話を戻しますが、主流派がこのような取り組みをしているのに反感を抱くものが現れたのです。それが、唐紅家および廣銀家なのです。彼らは主流派の決定とは反比例して、反亜人主義の傾向をこの数年で露骨に表明してきました。そのため両家は白銀衆と癒着しているばかりか、両家の人間のなかで白銀衆の幹部が出ている状況です」
「そんな連中が学校内にいるなんて……。本当に何かされたりしませんか?」
「まあ、仮に白銀衆が紛れ込んでいたとしても、公立学校で何かことを起こすようなことはしないでしょう。彼らはマガツのように、全てを捨ててテロリズムへ傾注しているのではなく、生業のかたわらでやっている、という感じです。おおっぴらに賢治くんを連れ去ろうとしたり、危害を加えようとしたりしたら、生活に影響が出かねません」
「しかし……」
「もちろん、『私の手の者』に警護はつけさせます。――日麿! 月麿!」
「「ハッ!!」」
ガサガサッ――
竹藪の中から二つの影が飛び出して、賢治の前を横切った。
「わあっ!?」
賢治は驚きの声をあげた。
二つの影は、徳長の前に跪いた。
それは、パーカーのフードを目深に被った男女だった。
マスクも鼻まで覆っていて、容姿はほとんど確認できない。
声でようやく、男女の違いがわかるといった程度だった。
「さっきまでの話は聞いていましたね? 今週の金曜日に、あなたたちに任せたいことがあります」
「「ハッ!! 何なりと!!」」
「日麿。あなたはSPに紛れ込んで、私の警護をお願いします」
女性の方が「ハッ!! 承知致しました!!」と返答した。
「月麿。あなたは学校外から清丸高を見張っていてください。何か怪しげな動きがあったら、すぐに私に知らせるように。わかりましたね?」
男性の方が「ハッ!! 承知致しました!!」と返答した。
「それでは、さがってよろしい」
『御意!!』
日麿と月麿は、出てきたときと全く同じ動きで竹藪の中へと戻っていった。
「せ、先生……。今のは……?」
立ち尽くしていた賢治は、徳長に訊く。
「ああ。今の二人が、『私の手の者』です。普段は皆さんの見えないところから、私たちをサポートしてくれます。女性の方が日麿、男性の方が月麿。覚えておいてくださいね」
徳長はコホン、と咳払いをして話を続ける。
「賢治くんに安心して頂けるため、もう一つお伝えします。実は桐野さん以外にも同盟の人間が、清丸高のなかにいまして、学校についてからの引率はその人に頼んであります」
「え? どんな方ですか?」
「まず、桐野さんのクラスの副担任である星野諒子先生です。彼女は因幡派ではありませんが、同盟幹部の家族であると同時に、あなたたちが『門』の保有者であることも知っています」
『門』の保有者であることを知っている、という言葉を聞いて賢治はドキリとした。
「え? 何でですか?」
「それは彼女が、〔鍵〕保有候補者だったからです」
それを聞いて賢治は納得した。
だが同時に、新しい不安も増えた。
「なるほど……。でもそれって、大丈夫なのですか?」
「大丈夫、というのはどういうことです?」
「その人にとって、〔鍵〕を保有したオレの存在は面白くないんじゃないですか?」
五年前。清丸町の中心である星刻丘で拾われて、因幡清一郎が引き取ることになった現世には、リチャードソンの予言した「霊極」につながる「門」を保有していることが判明した。
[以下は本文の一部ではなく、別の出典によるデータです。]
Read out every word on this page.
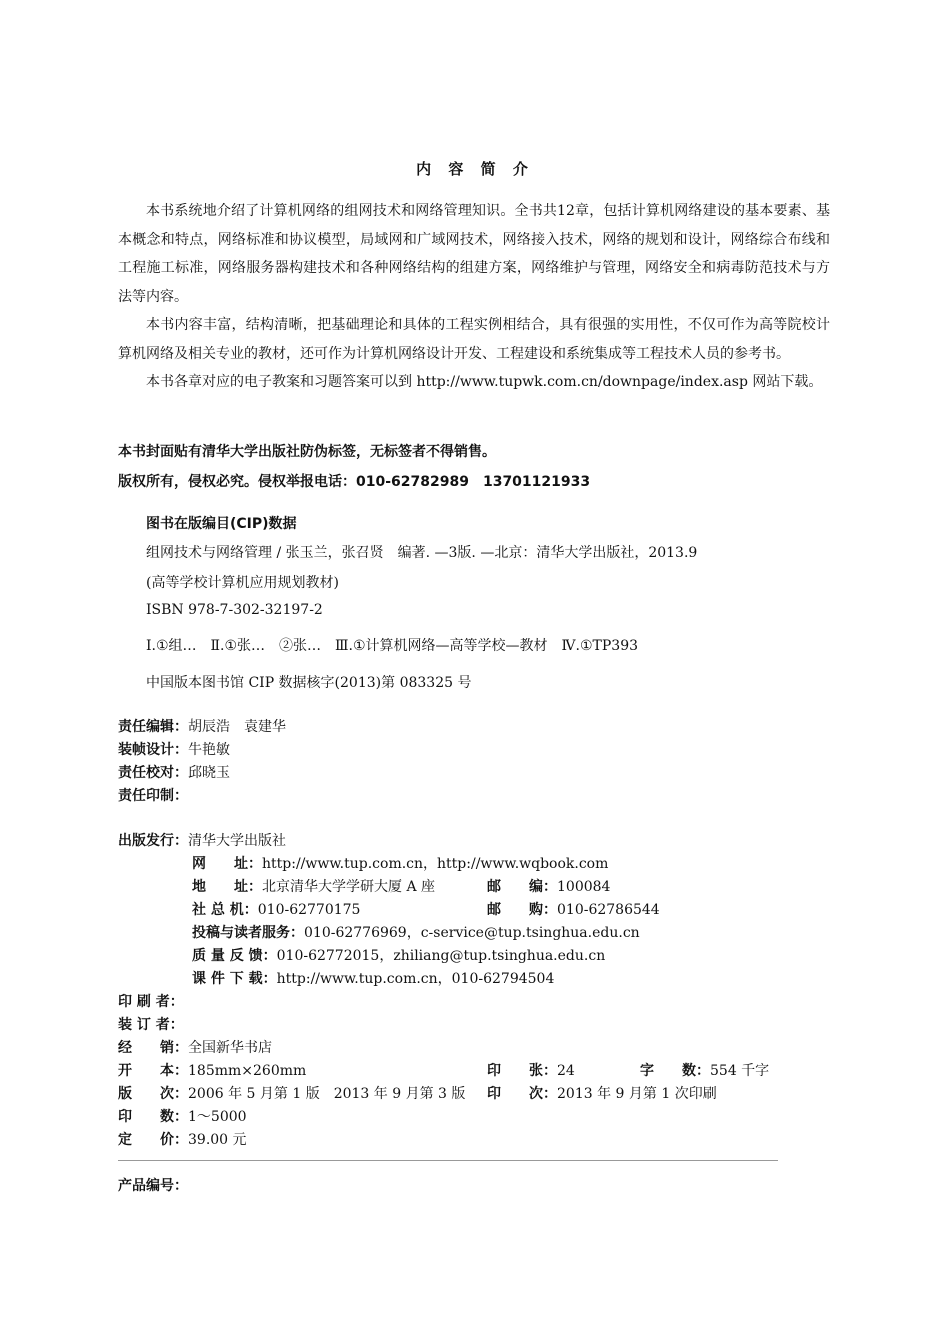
内 容 简 介

本书系统地介绍了计算机网络的组网技术和网络管理知识。全书共12章，包括计算机网络建设的基本要素、基本概念和特点，网络标准和协议模型，局域网和广域网技术，网络接入技术，网络的规划和设计，网络综合布线和工程施工标准，网络服务器构建技术和各种网络结构的组建方案，网络维护与管理，网络安全和病毒防范技术与方法等内容。

本书内容丰富，结构清晰，把基础理论和具体的工程实例相结合，具有很强的实用性，不仅可作为高等院校计算机网络及相关专业的教材，还可作为计算机网络设计开发、工程建设和系统集成等工程技术人员的参考书。

本书各章对应的电子教案和习题答案可以到 http://www.tupwk.com.cn/downpage/index.asp 网站下载。

本书封面贴有清华大学出版社防伪标签，无标签者不得销售。
版权所有，侵权必究。侵权举报电话：010-62782989　13701121933
图书在版编目(CIP)数据
组网技术与网络管理 / 张玉兰，张召贤　编著. —3版. —北京：清华大学出版社，2013.9
(高等学校计算机应用规划教材)
ISBN 978-7-302-32197-2
Ⅰ.①组…　Ⅱ.①张…　②张…　Ⅲ.①计算机网络—高等学校—教材　Ⅳ.①TP393
中国版本图书馆 CIP 数据核字(2013)第 083325 号
责任编辑：胡辰浩　袁建华
装帧设计：牛艳敏
责任校对：邱晓玉
责任印制：
出版发行：清华大学出版社
网　　址：http://www.tup.com.cn，http://www.wqbook.com
地　　址：北京清华大学学研大厦 A 座	邮　　编：100084
社 总 机：010-62770175	邮　　购：010-62786544
投稿与读者服务：010-62776969，c-service@tup.tsinghua.edu.cn
质 量 反 馈：010-62772015，zhiliang@tup.tsinghua.edu.cn
课 件 下 载：http://www.tup.com.cn，010-62794504
印 刷 者：
装 订 者：
经　　销：全国新华书店
开　　本：185mm×260mm	印　　张：24	字　　数：554 千字
版　　次：2006 年 5 月第 1 版　2013 年 9 月第 3 版 印　　次：2013 年 9 月第 1 次印刷
印　　数：1～5000
定　　价：39.00 元
产品编号：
だが現世の「門」は、〔扉〕と〔鍵〕の二つに分かれていて、両方が合わさって初めて機能するものだった。そして現世は、〔扉〕の方しか保有していない。したがって、〔鍵〕の保有者となる術師を探さなくてはならなかったのだ。
そこで因幡はリチャードソン協会に連絡を取り、リチャードソン協会が主導の許で世界中から術師を現世に引き合わせて、〔鍵〕の保有者と成り得るかどうかをテストした。だが、結局誰とも反応は起こらず、保有者となったのは偶然出会った汎人である賢治だったのである。
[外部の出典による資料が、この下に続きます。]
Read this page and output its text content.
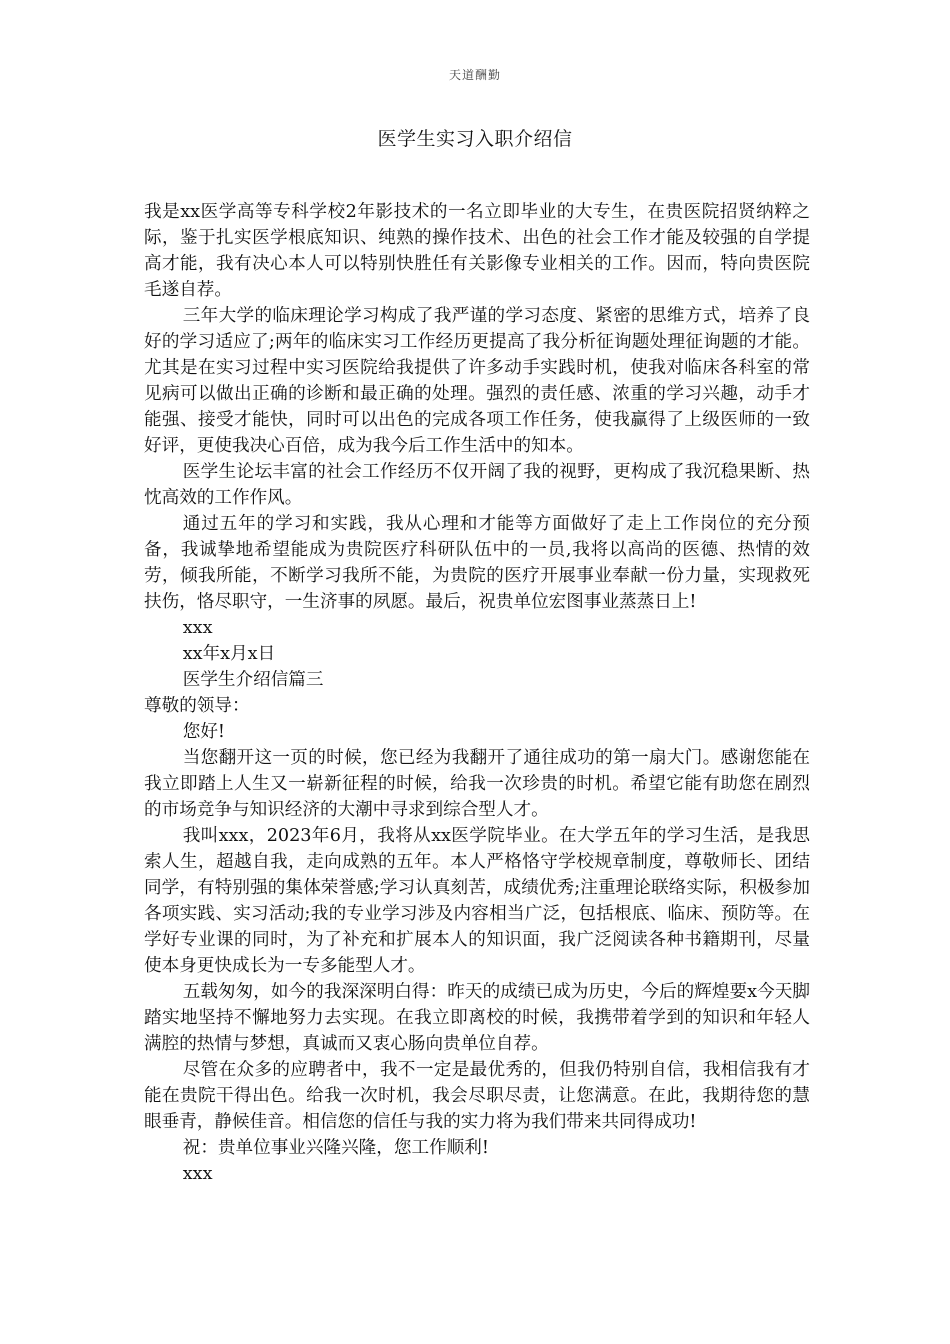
天道酬勤
医学生实习入职介绍信

我是xx医学高等专科学校2年影技术的一名立即毕业的大专生，在贵医院招贤纳粹之际，鉴于扎实医学根底知识、纯熟的操作技术、出色的社会工作才能及较强的自学提高才能，我有决心本人可以特别快胜任有关影像专业相关的工作。因而，特向贵医院毛遂自荐。

三年大学的临床理论学习构成了我严谨的学习态度、紧密的思维方式，培养了良好的学习适应了;两年的临床实习工作经历更提高了我分析征询题处理征询题的才能。尤其是在实习过程中实习医院给我提供了许多动手实践时机，使我对临床各科室的常见病可以做出正确的诊断和最正确的处理。强烈的责任感、浓重的学习兴趣，动手才能强、接受才能快，同时可以出色的完成各项工作任务，使我赢得了上级医师的一致好评，更使我决心百倍，成为我今后工作生活中的知本。

医学生论坛丰富的社会工作经历不仅开阔了我的视野，更构成了我沉稳果断、热忱高效的工作作风。

通过五年的学习和实践，我从心理和才能等方面做好了走上工作岗位的充分预备，我诚挚地希望能成为贵院医疗科研队伍中的一员,我将以高尚的医德、热情的效劳，倾我所能，不断学习我所不能，为贵院的医疗开展事业奉献一份力量，实现救死扶伤，恪尽职守，一生济事的夙愿。最后，祝贵单位宏图事业蒸蒸日上!

xxx

xx年x月x日

医学生介绍信篇三

尊敬的领导：

您好!

当您翻开这一页的时候，您已经为我翻开了通往成功的第一扇大门。感谢您能在我立即踏上人生又一崭新征程的时候，给我一次珍贵的时机。希望它能有助您在剧烈的市场竞争与知识经济的大潮中寻求到综合型人才。

我叫xxx，2023年6月，我将从xx医学院毕业。在大学五年的学习生活，是我思索人生，超越自我，走向成熟的五年。本人严格恪守学校规章制度，尊敬师长、团结同学，有特别强的集体荣誉感;学习认真刻苦，成绩优秀;注重理论联络实际，积极参加各项实践、实习活动;我的专业学习涉及内容相当广泛，包括根底、临床、预防等。在学好专业课的同时，为了补充和扩展本人的知识面，我广泛阅读各种书籍期刊，尽量使本身更快成长为一专多能型人才。

五载匆匆，如今的我深深明白得：昨天的成绩已成为历史，今后的辉煌要x今天脚踏实地坚持不懈地努力去实现。在我立即离校的时候，我携带着学到的知识和年轻人满腔的热情与梦想，真诚而又衷心肠向贵单位自荐。

尽管在众多的应聘者中，我不一定是最优秀的，但我仍特别自信，我相信我有才能在贵院干得出色。给我一次时机，我会尽职尽责，让您满意。在此，我期待您的慧眼垂青，静候佳音。相信您的信任与我的实力将为我们带来共同得成功!

祝：贵单位事业兴隆兴隆，您工作顺利!

xxx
元保有者は皆、本多のように人格的な問題は別として、術師としての腕は十分な者ばかりだったと因幡から聞いている。それなのに、ズブの素人である賢治があっさりと〔鍵〕を保有してしまった。これは候補から外れた術師にとって、面目丸つぶれではなかろうか。それを賢治は、不安に思ったのだ。
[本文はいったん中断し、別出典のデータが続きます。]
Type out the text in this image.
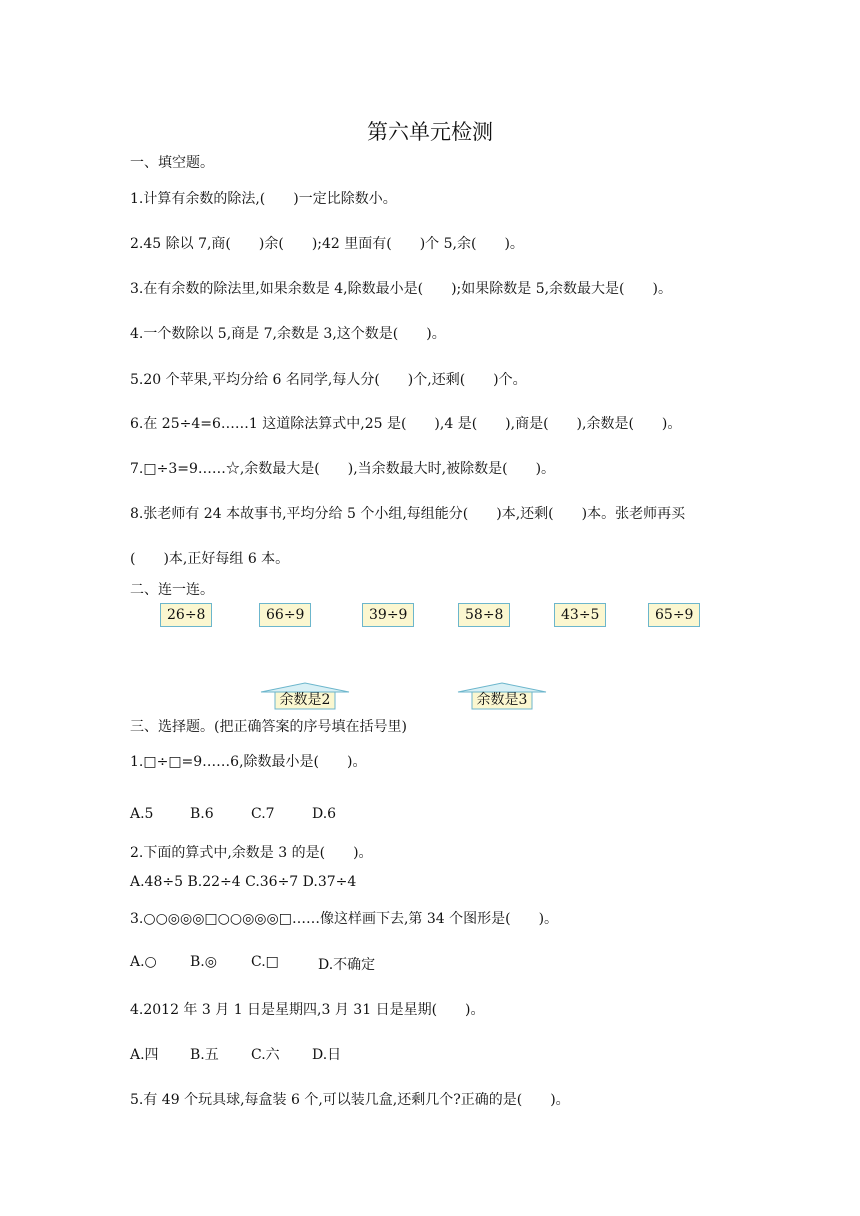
第六单元检测
一、填空题。
1.计算有余数的除法,(　　)一定比除数小。
2.45 除以 7,商(　　)余(　　);42 里面有(　　)个 5,余(　　)。
3.在有余数的除法里,如果余数是 4,除数最小是(　　);如果除数是 5,余数最大是(　　)。
4.一个数除以 5,商是 7,余数是 3,这个数是(　　)。
5.20 个苹果,平均分给 6 名同学,每人分(　　)个,还剩(　　)个。
6.在 25÷4=6……1 这道除法算式中,25 是(　　),4 是(　　),商是(　　),余数是(　　)。
7.□÷3=9……☆,余数最大是(　　),当余数最大时,被除数是(　　)。
8.张老师有 24 本故事书,平均分给 5 个小组,每组能分(　　)本,还剩(　　)本。张老师再买
(　　)本,正好每组 6 本。
二、连一连。
26÷8	66÷9	39÷9	58÷8	43÷5	65÷9
余数是2	余数是3
三、选择题。(把正确答案的序号填在括号里)
1.□÷□=9……6,除数最小是(　　)。
A.5	B.6	C.7	D.6
2.下面的算式中,余数是 3 的是(　　)。
A.48÷5 B.22÷4 C.36÷7 D.37÷4
3.○○◎◎◎□○○◎◎◎□……像这样画下去,第 34 个图形是(　　)。
A.○ B.◎ C.□	D.不确定
4.2012 年 3 月 1 日是星期四,3 月 31 日是星期(　　)。
A.四 B.五 C.六 D.日
5.有 49 个玩具球,每盒装 6 个,可以装几盒,还剩几个?正确的是(　　)。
「賢治くんが現世さんの相棒になり得たファクターが、術師としての力量ではなく『現世さんと共に戦いたい』という精神的な条件だったことは、誰が見ても明らかなことです。納得のいかない元候補者もいるでしょうが、星野諒子さんは思慮深い女性です。その点は大丈夫でしょう
「それならいいのですが……」
「もちろん、何かあったらすぐに私へ連絡を入れてくださいね。当日の持ち物などは、段取りを詳しく決め次第ご連絡したく思います。では学校見学の話については、このくらいにしておいて、授業に入りたいと思います」
長い話が終わり、授業が始まった。